Isso foi o suficiente para fazer ele se mover, ainda que brevemente, aquilo chamou sua atenção.

Nossa mãe morreu!—eu afirmei com um tom mais grave.

Acha que eu não sei?!—ele se virou a mim, com seus olhos em lágrimas.

Por acaso percebe o que está acontecendo? Percebe em qual situação nós estamos? Olha para você irmão, você está fraco, está morto, você não foi criado assim. Acha que é o único a sofrer? Pessoas sofrem todos os dias, por motivos diversos.

É só que...—Ele abaixou seu olhar.

É só que você caiu, e não tem problema, algumas vezes caímos na tempestade, mas logo enfrentamos o olho do furacão. Cada segundo e minuto, cada hora ou dia que se passa é uma oportunidade para se reerguer. Não espero que você melhore, viverá com essa dor até a chegada de sua morte, mas, quero que se acostume, que conviva e aprenda com ela. Essa dor o tornará mais forte, mas para isso precisa aceita-la, e sentir o suficiente para tornar ela uma força, a força que erguerá seu punho, mas principalmente a sua cor. Irmão, você se lembra do primeiro dia em que nós dois nos conhecemos?

[15 minutos]

Lembranças são como a água que vai e volta, às vezes a maré está distante da areia, e às vezes ela vem tão forte e intensa que limpa tudo a frente.

Quem é você?—Questionava um pequeno garoto de cabelos longos o suficiente para cobrir seus olhos.

Meu nome é Alex, eu sou seu irmão.—Eu soltava um enorme sorriso ao falar isso.

Aquele dia foi a primeira vez que nos conhecemos, antes que eu tivesse que partir. Eu deveria ter entrr 5 a 6 anos de idade, depois que eu o conheci o meu mundo preto, teve um pequeno ponto branco e então eu sabia que aquele era o momento de seguir em frente.
Mesmo estando há milhares de km de distância dele, eu estava sempre com meu olhar direcionado a ele, e sempre que eu podia, eu o protegia mesmo que ele não soubesse. Os amigos dele, seus primeiros amigos, que sempre estiveram com ele, enquanto ele os tiver eu estarei próximo dele e ainda que ele os afaste, eles sempre voltarão como se eu sempre voltasse aos braços dele.
Esse foi o gatilho, essa foi a carta na manga. A nossa única lembrança foi o suficiente para fazê-lo acordar. Bom, eu havia conseguido erguer o Valério e trazer a cor dele de volta a vida, mas eu não imaginei que isso foi momentâneo o suficiente para que tudo mudasse para sempre.

[ 5 minutos.]

Vou buscar algo para comermos juntos, volto em 5 minutos. Certo?—Eu o questionava com um sorriso.

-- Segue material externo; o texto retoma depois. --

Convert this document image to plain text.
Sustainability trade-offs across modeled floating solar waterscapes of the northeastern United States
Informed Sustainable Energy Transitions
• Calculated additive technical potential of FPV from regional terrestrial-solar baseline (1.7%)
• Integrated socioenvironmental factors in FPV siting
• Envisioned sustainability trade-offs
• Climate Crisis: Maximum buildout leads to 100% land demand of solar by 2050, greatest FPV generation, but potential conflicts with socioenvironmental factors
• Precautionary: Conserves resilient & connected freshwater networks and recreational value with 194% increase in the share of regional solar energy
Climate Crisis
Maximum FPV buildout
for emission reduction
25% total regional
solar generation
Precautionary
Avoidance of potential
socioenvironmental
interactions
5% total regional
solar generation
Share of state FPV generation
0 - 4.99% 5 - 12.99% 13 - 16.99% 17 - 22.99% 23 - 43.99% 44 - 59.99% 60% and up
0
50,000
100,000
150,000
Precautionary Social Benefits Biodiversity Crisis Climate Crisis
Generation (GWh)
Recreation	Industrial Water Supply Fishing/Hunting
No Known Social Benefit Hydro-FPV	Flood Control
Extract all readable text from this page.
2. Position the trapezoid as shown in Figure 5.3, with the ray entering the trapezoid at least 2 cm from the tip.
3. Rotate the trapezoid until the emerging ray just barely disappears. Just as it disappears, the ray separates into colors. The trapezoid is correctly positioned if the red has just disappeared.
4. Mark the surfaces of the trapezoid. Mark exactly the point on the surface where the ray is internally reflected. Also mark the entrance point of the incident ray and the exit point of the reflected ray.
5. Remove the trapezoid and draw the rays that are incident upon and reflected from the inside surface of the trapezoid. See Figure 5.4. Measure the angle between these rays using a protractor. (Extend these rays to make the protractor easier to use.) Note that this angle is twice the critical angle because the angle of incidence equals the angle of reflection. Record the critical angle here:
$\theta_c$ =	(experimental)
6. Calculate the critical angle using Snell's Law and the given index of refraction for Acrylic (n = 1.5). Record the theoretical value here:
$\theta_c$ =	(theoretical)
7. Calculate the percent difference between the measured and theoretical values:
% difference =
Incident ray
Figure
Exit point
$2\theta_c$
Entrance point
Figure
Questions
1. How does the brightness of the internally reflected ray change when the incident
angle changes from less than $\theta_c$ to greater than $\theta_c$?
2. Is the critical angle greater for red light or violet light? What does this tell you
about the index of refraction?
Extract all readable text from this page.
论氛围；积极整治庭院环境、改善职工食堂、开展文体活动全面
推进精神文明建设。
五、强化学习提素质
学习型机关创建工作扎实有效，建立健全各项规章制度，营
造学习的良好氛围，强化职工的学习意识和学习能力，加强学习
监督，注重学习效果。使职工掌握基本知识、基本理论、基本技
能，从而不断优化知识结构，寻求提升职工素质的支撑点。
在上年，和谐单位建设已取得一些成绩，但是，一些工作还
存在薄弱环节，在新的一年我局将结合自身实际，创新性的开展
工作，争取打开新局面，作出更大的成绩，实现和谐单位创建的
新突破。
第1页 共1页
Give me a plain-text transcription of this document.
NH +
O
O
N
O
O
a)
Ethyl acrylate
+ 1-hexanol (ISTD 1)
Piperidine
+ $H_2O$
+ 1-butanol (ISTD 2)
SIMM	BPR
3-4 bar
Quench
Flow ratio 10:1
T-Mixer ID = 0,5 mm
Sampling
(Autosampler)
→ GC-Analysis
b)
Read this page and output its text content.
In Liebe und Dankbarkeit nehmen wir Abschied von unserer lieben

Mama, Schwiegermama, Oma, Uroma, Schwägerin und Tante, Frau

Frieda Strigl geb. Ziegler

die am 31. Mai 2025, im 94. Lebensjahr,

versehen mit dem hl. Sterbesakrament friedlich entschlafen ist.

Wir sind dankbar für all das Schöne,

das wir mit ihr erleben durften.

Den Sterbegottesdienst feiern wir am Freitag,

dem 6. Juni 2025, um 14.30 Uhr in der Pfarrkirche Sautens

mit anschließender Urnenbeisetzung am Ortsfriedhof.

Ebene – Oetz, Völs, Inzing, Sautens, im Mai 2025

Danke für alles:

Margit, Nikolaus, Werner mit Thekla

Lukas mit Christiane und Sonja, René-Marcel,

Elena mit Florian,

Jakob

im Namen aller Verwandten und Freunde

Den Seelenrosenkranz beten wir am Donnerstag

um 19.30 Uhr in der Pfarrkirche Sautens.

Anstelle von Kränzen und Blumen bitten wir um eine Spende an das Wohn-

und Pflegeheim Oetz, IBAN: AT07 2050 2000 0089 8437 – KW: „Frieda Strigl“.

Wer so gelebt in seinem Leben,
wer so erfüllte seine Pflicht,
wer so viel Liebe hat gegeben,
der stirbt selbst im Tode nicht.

Você sempre volta para mim.—Ele me respondeu com um enorme sorriso no rosto.

Que sorriso era aquele? O mais belo que eu já havia visto, tão belo que não havia uma explicação que o descrevesse.
Eu saí, e então quando eu voltei, eu percebi que jamais deveria ter saído. Pois o que aconteceu, mudava tudo...

[0 minutos.]

Não pode ser...—minha boca estava trêmula, minhas mãos gélida, minhas pernas estavam bambas e meu coração sentia mil facas o atravessar.

Eu via o Valério, caído sobre a nossa cama rodeado de sangue.
Um tiro, um único tiro certeiro no coração, sem pulso, com seus olhos fechados, caído estava meu irmão. Sim, ele está morto.
Eu me aproximei o suficiente para perceber uma sombra distante que corria, da janela onde eu via aquela pequena penetração de bala no vidro. E ao perceber isso, minha expressão assustada e em lágrimas se preenchia de raiva e ódio, principalmente ao sentir o corpo morto de Valério em meus braços, principalmente ao sentir a vida se esvair a cada minuto.
Eu não sei quem, ou o porquê. Mas a única certeza que eu tenho é que eu matarei aquele que matou o meu pequeno irmão.